When David Cameron became British prime minister his first visits were to France and Germany. President Nicolas Sarkozy and Chancellor Angela Merkel were pleased and a little surprised. They found the new British leader charming and pragmatic.
The relationship with President Sarkozy - as was shown over Libya - has grown close. The two men describe themselves as friends.
From the dawn of the Britain's new coalition government, David Cameron made it clear Europe ranked low on his list of priorities. A vocal section of the electorate was highly exercised over power seeping away to Brussels but, when it came to reasons for voting, Europe was in about 10th place.
Before he got to Downing Street, David Cameron killed off any idea of a vote on the Lisbon Treaty. In his view it had been ratified and that was that. He was also keenly aware that Europe had all but destroyed the premierships of two former Conservative prime ministers.
Europe nicely 'parked'
In June 2010, I travelled on a train to Paris with British Foreign Secretary William Hague. He was not looking for a confrontation with Europe, he told me. The government would be "active", fully engaged in deepening the single market, co-operating on climate change and enlarging the EU to include Turkey.
The prime minister and his foreign secretary described themselves as "pragmatic Eurosceptics". They passed the Referendum Act, that requires any proposal that would significantly transfer further powers to Brussels to be put to the British people.
In the government's view Europe as an issue had been nicely parked on the sidelines. The crisis in the euro-zone has utterly changed that.
It is widely accepted in Europe that monetary union without fiscal union has not worked. There needs to be much closer co-ordination of tax and spending. Many of the details are still hazy, but ideas like a European finance minister or a European treasury or European economic government are now firmly on the table.
Angela Merkel said only recently that Europe should not "shy away from changing its treaty to create closer co-ordination of fiscal and economic policies".
That has awoken sleeping Eurosceptics in Britain. They see treaty change - in which all 27 EU members would have a veto - as handing Britain a strong negotiating hand. They eye a historic opportunity - and they want Britain to bargain.
Tory tails up
On Monday, a Tory backbench group will hold an inaugural session dedicated to reshaping Britain's relationship with Europe. It will be strongly supported by the new intake of Conservative MPs.
Many agree with the former Conservative Chancellor Nigel Lawson, who sees this as "a golden opportunity to renegotiate EU treaties and dispense at last with that troubling phrase 'every closer union'".
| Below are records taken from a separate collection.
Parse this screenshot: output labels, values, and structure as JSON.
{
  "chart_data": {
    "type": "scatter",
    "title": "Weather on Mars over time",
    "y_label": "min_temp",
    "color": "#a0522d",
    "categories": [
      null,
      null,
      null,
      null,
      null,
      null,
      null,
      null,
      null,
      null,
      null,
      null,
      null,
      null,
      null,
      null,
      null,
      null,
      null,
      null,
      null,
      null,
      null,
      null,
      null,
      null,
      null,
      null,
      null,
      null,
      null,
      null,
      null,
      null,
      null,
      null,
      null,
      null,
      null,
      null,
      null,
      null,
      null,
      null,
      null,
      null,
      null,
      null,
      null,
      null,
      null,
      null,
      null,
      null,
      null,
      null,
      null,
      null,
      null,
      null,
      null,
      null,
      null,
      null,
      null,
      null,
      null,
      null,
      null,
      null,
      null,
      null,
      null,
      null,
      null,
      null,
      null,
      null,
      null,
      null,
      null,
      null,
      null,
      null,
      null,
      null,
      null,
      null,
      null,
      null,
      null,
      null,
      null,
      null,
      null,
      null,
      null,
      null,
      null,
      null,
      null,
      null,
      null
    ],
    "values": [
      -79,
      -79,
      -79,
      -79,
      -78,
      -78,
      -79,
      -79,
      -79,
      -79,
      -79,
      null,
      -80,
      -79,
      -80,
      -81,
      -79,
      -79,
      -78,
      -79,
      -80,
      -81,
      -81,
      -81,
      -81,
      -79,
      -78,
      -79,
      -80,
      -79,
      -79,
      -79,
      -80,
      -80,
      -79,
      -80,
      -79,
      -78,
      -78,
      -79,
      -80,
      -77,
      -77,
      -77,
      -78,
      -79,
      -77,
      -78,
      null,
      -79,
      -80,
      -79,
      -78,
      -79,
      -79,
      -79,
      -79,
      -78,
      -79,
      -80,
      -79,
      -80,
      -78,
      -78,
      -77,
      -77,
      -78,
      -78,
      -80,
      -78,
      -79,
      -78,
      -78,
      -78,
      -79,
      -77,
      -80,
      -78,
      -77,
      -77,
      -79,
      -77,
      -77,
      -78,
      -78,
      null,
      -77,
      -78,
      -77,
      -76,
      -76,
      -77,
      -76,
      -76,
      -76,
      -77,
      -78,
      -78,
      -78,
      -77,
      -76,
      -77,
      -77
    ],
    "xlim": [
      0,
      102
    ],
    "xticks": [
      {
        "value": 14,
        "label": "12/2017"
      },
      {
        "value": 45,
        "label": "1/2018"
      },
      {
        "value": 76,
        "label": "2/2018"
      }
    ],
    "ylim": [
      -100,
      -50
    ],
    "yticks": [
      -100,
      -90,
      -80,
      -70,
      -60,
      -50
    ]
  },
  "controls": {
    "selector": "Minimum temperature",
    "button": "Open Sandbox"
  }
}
Coinciding with all this, the think tank Open Europe has published a report "The Case for European Localism". It seeks a new relationship with Brussels. It proposes new mechanisms to stop the EU involving itself in issues that should be left to national parliaments. It wants to repatriate some powers. And it wants the government to take legal action to ensure the principle of localism (or subsidiarity) is upheld.
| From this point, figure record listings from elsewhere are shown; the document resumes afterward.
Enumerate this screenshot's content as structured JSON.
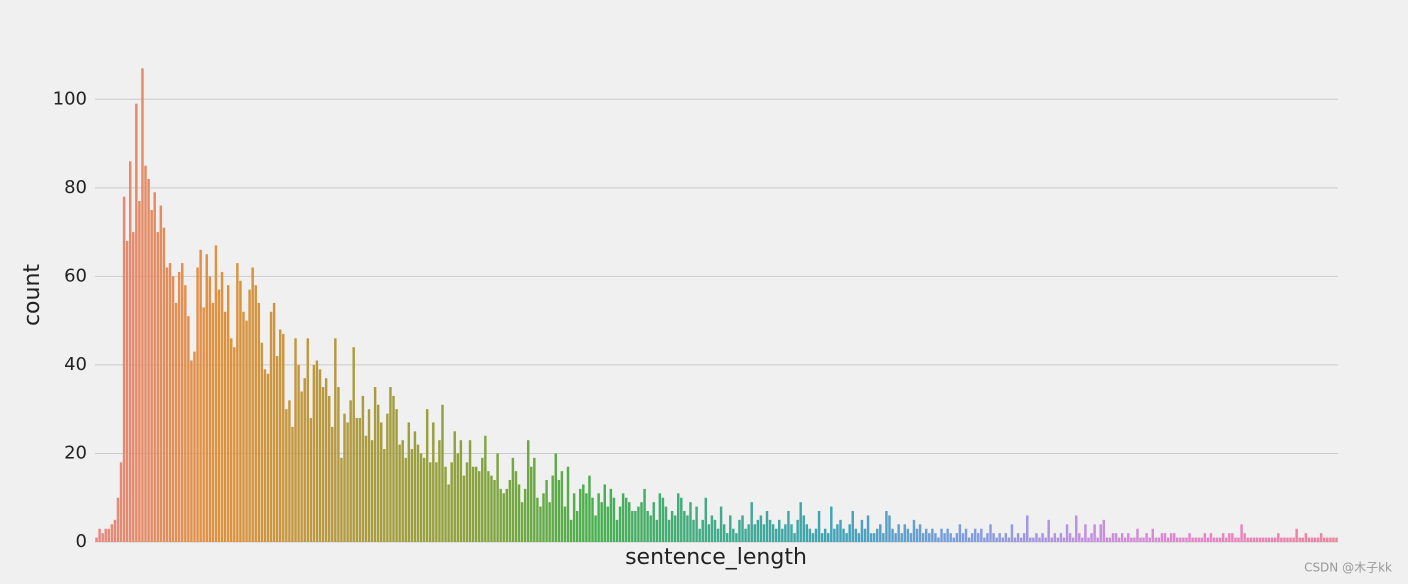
{
  "chart_data": {
    "type": "bar",
    "x_label": "sentence_length",
    "y_label": "count",
    "ylim": [
      0,
      110
    ],
    "yticks": [
      0,
      20,
      40,
      60,
      80,
      100
    ],
    "grid": true,
    "colors": [
      "#e8877f",
      "#e0913c",
      "#b19a3f",
      "#8ca23c",
      "#48af4c",
      "#3fab8a",
      "#41a2b8",
      "#7d9de0",
      "#c48fe0",
      "#ea83c6",
      "#f0829c"
    ],
    "values": [
      1,
      3,
      2,
      3,
      3,
      4,
      5,
      10,
      18,
      78,
      68,
      86,
      70,
      99,
      77,
      107,
      85,
      82,
      75,
      79,
      70,
      76,
      71,
      62,
      63,
      60,
      54,
      61,
      63,
      58,
      51,
      41,
      43,
      62,
      66,
      53,
      65,
      60,
      54,
      67,
      57,
      61,
      52,
      58,
      46,
      44,
      63,
      59,
      52,
      50,
      57,
      62,
      58,
      54,
      45,
      39,
      38,
      52,
      54,
      42,
      48,
      47,
      30,
      32,
      26,
      46,
      40,
      34,
      37,
      46,
      28,
      40,
      41,
      39,
      35,
      37,
      33,
      26,
      46,
      35,
      19,
      29,
      27,
      32,
      44,
      28,
      28,
      33,
      24,
      30,
      23,
      35,
      31,
      27,
      21,
      29,
      35,
      33,
      30,
      22,
      23,
      19,
      27,
      21,
      25,
      22,
      20,
      19,
      30,
      18,
      27,
      18,
      23,
      31,
      17,
      13,
      18,
      25,
      20,
      23,
      15,
      18,
      23,
      17,
      17,
      16,
      19,
      24,
      16,
      15,
      14,
      20,
      12,
      11,
      12,
      14,
      19,
      16,
      13,
      9,
      12,
      23,
      17,
      19,
      10,
      8,
      11,
      14,
      9,
      15,
      20,
      14,
      16,
      8,
      17,
      5,
      11,
      7,
      12,
      13,
      11,
      15,
      10,
      6,
      11,
      9,
      13,
      8,
      12,
      10,
      5,
      8,
      11,
      10,
      9,
      7,
      7,
      8,
      9,
      12,
      7,
      6,
      9,
      5,
      11,
      10,
      8,
      5,
      7,
      6,
      11,
      10,
      7,
      6,
      9,
      5,
      8,
      3,
      5,
      10,
      4,
      6,
      5,
      3,
      8,
      4,
      2,
      6,
      3,
      2,
      5,
      6,
      3,
      4,
      9,
      4,
      5,
      6,
      4,
      7,
      5,
      4,
      3,
      5,
      3,
      4,
      7,
      4,
      2,
      5,
      9,
      6,
      4,
      3,
      2,
      3,
      7,
      2,
      3,
      2,
      8,
      3,
      4,
      5,
      3,
      2,
      4,
      7,
      3,
      2,
      5,
      3,
      6,
      2,
      2,
      3,
      4,
      2,
      7,
      6,
      3,
      2,
      4,
      2,
      4,
      3,
      2,
      5,
      3,
      4,
      2,
      3,
      2,
      3,
      2,
      1,
      3,
      2,
      3,
      2,
      1,
      2,
      4,
      2,
      3,
      1,
      2,
      3,
      2,
      3,
      1,
      2,
      4,
      2,
      1,
      2,
      1,
      2,
      1,
      4,
      1,
      2,
      1,
      2,
      6,
      1,
      1,
      2,
      1,
      2,
      1,
      5,
      1,
      2,
      1,
      2,
      1,
      4,
      2,
      1,
      6,
      2,
      1,
      4,
      1,
      2,
      4,
      1,
      4,
      5,
      1,
      1,
      2,
      2,
      1,
      2,
      1,
      2,
      1,
      1,
      3,
      1,
      1,
      2,
      1,
      3,
      1,
      1,
      2,
      2,
      1,
      2,
      2,
      1,
      1,
      1,
      1,
      2,
      1,
      1,
      1,
      1,
      2,
      1,
      2,
      1,
      1,
      1,
      2,
      1,
      2,
      2,
      1,
      1,
      4,
      2,
      1,
      1,
      1,
      1,
      1,
      1,
      1,
      1,
      1,
      1,
      2,
      1,
      1,
      1,
      1,
      1,
      3,
      1,
      1,
      2,
      1,
      1,
      1,
      1,
      2,
      1,
      1,
      1,
      1,
      1
    ]
  },
  "watermark": "CSDN @木子kk"
}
There is now a ferment of ideas as to what could be included in a new "grand bargain" with Europe. Some Tories want to reclaim powers in the field of employment. Others want a veto over the appointment of British judges to the European Court of Justice. A former Tory minister has argued that the UK gives up its veto in exchange for opting out of EU legislation.
The prime minister has pledged to try to repatriate some social and employment laws, but Tory tails are up and they will want David Cameron to come away with from future negotiations with a big prize.
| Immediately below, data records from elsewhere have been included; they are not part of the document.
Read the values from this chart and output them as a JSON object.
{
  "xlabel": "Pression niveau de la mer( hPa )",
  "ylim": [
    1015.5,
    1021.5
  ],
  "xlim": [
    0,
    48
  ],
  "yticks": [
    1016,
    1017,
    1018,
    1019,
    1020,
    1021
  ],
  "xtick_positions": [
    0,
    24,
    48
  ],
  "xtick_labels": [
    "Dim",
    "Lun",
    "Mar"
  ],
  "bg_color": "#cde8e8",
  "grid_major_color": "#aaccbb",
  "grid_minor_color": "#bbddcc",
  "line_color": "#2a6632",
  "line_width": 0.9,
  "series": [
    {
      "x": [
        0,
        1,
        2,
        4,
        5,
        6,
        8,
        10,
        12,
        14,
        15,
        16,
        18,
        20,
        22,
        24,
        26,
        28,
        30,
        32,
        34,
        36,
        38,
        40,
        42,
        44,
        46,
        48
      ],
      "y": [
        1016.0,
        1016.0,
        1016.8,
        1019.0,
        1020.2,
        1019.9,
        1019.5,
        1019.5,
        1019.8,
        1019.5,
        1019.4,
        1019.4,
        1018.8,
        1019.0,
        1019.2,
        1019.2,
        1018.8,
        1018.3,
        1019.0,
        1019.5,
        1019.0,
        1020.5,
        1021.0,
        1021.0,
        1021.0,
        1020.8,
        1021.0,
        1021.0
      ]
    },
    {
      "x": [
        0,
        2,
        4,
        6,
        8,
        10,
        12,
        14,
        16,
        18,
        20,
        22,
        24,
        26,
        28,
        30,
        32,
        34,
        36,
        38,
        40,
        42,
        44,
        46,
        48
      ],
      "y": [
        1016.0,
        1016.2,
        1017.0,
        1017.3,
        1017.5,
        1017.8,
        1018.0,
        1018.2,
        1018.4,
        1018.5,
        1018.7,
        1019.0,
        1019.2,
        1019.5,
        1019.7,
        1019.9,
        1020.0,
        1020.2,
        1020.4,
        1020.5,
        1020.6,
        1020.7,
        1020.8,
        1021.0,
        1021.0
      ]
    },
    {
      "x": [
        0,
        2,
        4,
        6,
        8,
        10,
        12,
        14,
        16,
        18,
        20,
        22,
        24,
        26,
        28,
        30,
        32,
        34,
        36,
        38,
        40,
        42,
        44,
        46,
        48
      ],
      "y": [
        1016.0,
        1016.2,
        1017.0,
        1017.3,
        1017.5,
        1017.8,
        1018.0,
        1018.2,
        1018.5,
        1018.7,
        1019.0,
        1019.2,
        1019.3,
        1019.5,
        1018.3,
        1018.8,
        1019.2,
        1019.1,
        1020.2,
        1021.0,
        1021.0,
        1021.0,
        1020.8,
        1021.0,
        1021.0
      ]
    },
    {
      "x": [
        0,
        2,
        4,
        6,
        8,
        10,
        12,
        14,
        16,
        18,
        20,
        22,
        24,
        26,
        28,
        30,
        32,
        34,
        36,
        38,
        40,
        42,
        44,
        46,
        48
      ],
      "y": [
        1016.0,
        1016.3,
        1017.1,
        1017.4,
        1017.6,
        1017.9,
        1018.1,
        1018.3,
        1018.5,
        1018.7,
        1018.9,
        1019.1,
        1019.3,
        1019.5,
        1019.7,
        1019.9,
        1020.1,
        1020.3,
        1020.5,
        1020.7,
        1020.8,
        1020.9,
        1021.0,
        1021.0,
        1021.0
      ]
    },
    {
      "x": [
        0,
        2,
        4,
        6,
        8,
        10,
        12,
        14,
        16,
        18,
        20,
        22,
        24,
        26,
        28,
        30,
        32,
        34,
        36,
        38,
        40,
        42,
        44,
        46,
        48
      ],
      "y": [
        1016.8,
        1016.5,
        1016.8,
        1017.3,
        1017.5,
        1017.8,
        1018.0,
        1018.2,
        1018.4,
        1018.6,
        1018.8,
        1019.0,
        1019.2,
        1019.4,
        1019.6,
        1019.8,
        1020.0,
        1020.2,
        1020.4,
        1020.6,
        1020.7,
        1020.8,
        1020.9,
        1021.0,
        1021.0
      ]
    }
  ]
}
This opportunity to negotiate comes about because almost certainly new EU institutions will be needed to oversee national budgets as part of a fiscal union. That will take time but eventually these changes will be embodied in a new treaty.
Curiously one of the cheerleaders to emerge for fiscal union is the Chancellor George Osborne. He finds himself supporting a move that he would utterly reject for the UK. Of course his interest is in improving stability in the eurozone, which would benefit Britain.
But fiscal union is not possible without a strong step towards political union. It would significantly change the EU.
The instinct amongst many European governments would be to avoid holding referenda. Europe's leaders are wary of consulting their people. But if significant control over tax and spending passes to a central European authority that cannot be passed off as a technical adjustment. After all one of the marks of a nation state is control over its budget, its taxes and its spending.
The expectation is that some countries would have to put a treaty change to a referendum. The British government would maintain that as the UK was not in the euro there was no need for a referendum. But it would be very difficult to deny the British people a say on an EU that was changing if their neighbours were trooping into the polling booths.
Foreign Secretary William Hague senses there is a mood within his party to seize the moment thrown up by the eurozone crisis. "We would like to see some powers returned from the EU to the UK," he told the Times.
The Work and Pensions Secretary, Ian Duncan Smith, said it was always Conservative policy to "change the relationship with Brussels". Both ministers cite the coalition as restraining them in their ambitions.
Of course the Liberal Democrats want to strengthen the ties with the European Union. Suddenly Europe may prove one of the deepest rifts within the government.